Osman Bozkurt’s Exhibition “HATIRLA [REMEMBER]”
Opens at Merdiven Art Space
Osman Bozkurt’s exhibition HATIRLA [REMEMBER] opened on September 4 at Merdiven Art Space. Focusing on the city’s social geography, architecture, and cultural history, the artist’s works in this exhibition stem from methodical research into demography, urbanization, and cartography. In HATIRLA [REMEMBER], Bozkurt draws on his witnessings of the ongoing cycles of demolition, construction, and reconstruction in Istanbul. He investigates this endless loop using building remnants he has collected from the city's ruins.
Exploring the notions of time and memory, Bozkurt presents concrete evidence of a city whose memory has been eroded through photographs, videos, sculptures, sound, and installations.

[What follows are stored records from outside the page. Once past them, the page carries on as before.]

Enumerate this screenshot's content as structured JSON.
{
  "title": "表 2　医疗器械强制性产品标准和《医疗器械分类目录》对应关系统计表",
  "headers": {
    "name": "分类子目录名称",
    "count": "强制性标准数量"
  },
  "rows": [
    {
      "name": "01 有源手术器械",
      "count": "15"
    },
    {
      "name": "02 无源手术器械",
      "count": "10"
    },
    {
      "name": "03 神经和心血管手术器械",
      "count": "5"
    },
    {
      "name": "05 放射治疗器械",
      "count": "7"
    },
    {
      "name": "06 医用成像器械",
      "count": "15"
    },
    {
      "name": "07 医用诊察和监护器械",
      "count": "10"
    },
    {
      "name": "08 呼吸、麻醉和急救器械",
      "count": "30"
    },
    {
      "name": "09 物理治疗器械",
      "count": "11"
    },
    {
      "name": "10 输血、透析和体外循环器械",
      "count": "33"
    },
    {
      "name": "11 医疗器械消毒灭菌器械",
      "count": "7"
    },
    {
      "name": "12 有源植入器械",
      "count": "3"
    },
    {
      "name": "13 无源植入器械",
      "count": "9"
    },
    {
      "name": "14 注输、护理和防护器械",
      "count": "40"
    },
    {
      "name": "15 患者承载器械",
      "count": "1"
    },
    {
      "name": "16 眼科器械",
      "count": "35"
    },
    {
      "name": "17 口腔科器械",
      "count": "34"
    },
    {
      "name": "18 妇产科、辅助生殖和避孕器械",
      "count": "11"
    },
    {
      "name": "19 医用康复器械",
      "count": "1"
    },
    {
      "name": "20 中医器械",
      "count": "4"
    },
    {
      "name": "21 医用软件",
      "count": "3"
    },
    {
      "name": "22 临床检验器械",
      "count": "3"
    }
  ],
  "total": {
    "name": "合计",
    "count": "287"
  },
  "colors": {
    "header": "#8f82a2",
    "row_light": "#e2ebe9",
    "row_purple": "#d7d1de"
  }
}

This exhibition marks the first time he is presenting these recent and select earlier works in Istanbul. The exhibition will remain on view through Saturday, October 26.
At the entrance level of the exhibition, MŌLĒS I (2024) and MŌLĒS II (2024) establish a link between the past and the future. Constructed from rubble collected across the city, these totems could be interpreted as attempts to reconcile with a past that left no stone unturned, or as signs of a potential new future built upon ruins. The artist engages in stone stacking—an act considered to bring good luck and seen as a meditative search for inner balance—using the debris he gathered. This hopeful yet cautious rewind into the future calls for a PLUMB LINE (2024). Bozkurt’s work begins to intersect with archaeology on this floor. CYCLE (2024) unites two black-and-white photographs in a single print: on the left, a recent pile of rubble; on the right, Norşuntepe mound, which began to submerge after the Keban Dam was completed in 1975. This work recalls how even the oldest structures can fall into ruin, connecting ancient times to today through the human urge to build.
DESTRUCTION (2007) freezes a perfect moment that Bozkurt encountered during a visit to Budapest. In front of the MÉMOSZ (National Union of Hungarian Construction Workers) congress building, then under renovation, workers are seen carrying planks in front of a monumental relief on the building’s façade. Constructed in 1950, the relief illustrates a communist ideal—a co-ed construction site. In Bozkurt’s photograph, taken in 2007, contemporary workers echo this history in their actions, forming a layered commentary on time. This photograph draws attention to the often-overlooked labor force and subtly ties into the works upstairs: TILES (2024) and BRICK (2024).
The upper floor features works that encompass the artist’s ongoing investigation into layered subjects and processes. During the Covid-19 lockdown, Bozkurt spent his time collecting leftover materials from a neighboring building where demolition had been halted due to the pandemic. Roof tiles from Marseille and Thessaloniki, bricks, concrete fragments, pipes, and nails form a modest yet telling collection. The video DOMESTIC ARCHEOLOGY (2020), composed of photographs taken during these discoveries, summarizes the artist’s field research. Works such as TILES (2024), BRICK (2024), PİK 60/500 (2024), and ANTENNA (2024) go beyond being ordinary construction remnants to serve as tangible evidence of lived experience in a city reduced to rubble.
On the gallery’s street-facing façade, the photograph SPRING (2024) represents all the found objects with a playful reflection of a spring day. The upstairs self-portrait QUARANTINE DAYS – INTERRUPT (2021) portrays the artist’s transformation during his days of isolation with striking candor.